Realistic versus cognitive semantics

P. Gärdenfors. Conceptual Spaces, chapter Six Tenets of Cognitive Semantics. MIT Press, Cambridge, MA, 2000.

On of the core concepts of cognitive semantics is that meaning of expression is mental in the first place. The author describes the six tenets that he consider foundamental for supporting this statement.
1. Meaning is a conceptualization in a cognitive model (not truth conditions in possible words): a semantic for a language is seen as a mapping from the expressions of the language to some mental entities. Truth concerns the relation the mental structure and the world.
2. Cognitive models are mainly perceptually determined (meaning is not independent of perceptions): we can translate between the visual form of the representation and the linguistic code. A central hypothesis of cognitive semantics is that the way we store perceptions in our memories has the same form as the meanings of words.
–> Because of this bound between what we see and what we say what is the cognitive process of putting meanings to places? This can be one of the angle of the thesis.
3. Semantic elements are based on spatial or topological objects: the mental structures applied in cognitive semantics are the meanings of the linguistic expressions. The framework the author proposes is called “conceptual space”, which consists of a number of quality dimensions. Examples of quality dimensions are: color, pitch, …
4. Cognitive models are primarily image–schematic: image–schemas have an inherent spatial structure.
5. Semantics is primary to syntax a partly determines it. (example: tenses)
6. Concepts show prototype effects: a concept is often represented in the form of an image schema and such schemas can show variations just like concepts normally do.

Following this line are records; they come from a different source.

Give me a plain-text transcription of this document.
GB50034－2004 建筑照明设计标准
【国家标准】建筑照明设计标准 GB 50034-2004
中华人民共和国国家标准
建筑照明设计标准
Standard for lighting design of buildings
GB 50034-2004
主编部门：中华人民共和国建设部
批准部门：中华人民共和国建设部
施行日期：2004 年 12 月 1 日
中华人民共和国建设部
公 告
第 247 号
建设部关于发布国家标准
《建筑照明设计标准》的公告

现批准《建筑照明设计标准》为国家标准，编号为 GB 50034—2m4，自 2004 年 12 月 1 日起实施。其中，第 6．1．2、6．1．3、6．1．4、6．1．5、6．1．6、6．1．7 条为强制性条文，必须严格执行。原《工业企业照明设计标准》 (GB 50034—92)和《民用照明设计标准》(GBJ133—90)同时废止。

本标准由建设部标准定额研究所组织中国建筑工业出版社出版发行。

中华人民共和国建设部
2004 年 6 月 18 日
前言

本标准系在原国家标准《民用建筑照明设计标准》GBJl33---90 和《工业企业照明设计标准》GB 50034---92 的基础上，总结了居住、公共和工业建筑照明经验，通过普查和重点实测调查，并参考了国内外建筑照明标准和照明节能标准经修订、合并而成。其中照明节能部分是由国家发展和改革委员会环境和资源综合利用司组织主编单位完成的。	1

The procedure the author suggest to build a semantics, which is the relation between the language and a cognitive structure, is building a conceptual space: a) specifying the mapping between the lexicon of the language and the appropriate conceptual space; b) describing the operations on the image schemas (which are defined with the aid of the conceptual space. that correspond to different syntactic formation rules. A function which maps the individuals onto a conceptual space will be called a location function.

The author argue against Putnam arguments about the social meaning of semantics saying that there is a social structure of language: social meanings of the expressions of a language are indeed determined from their individual meanings together with the linguistic power that exists in the community.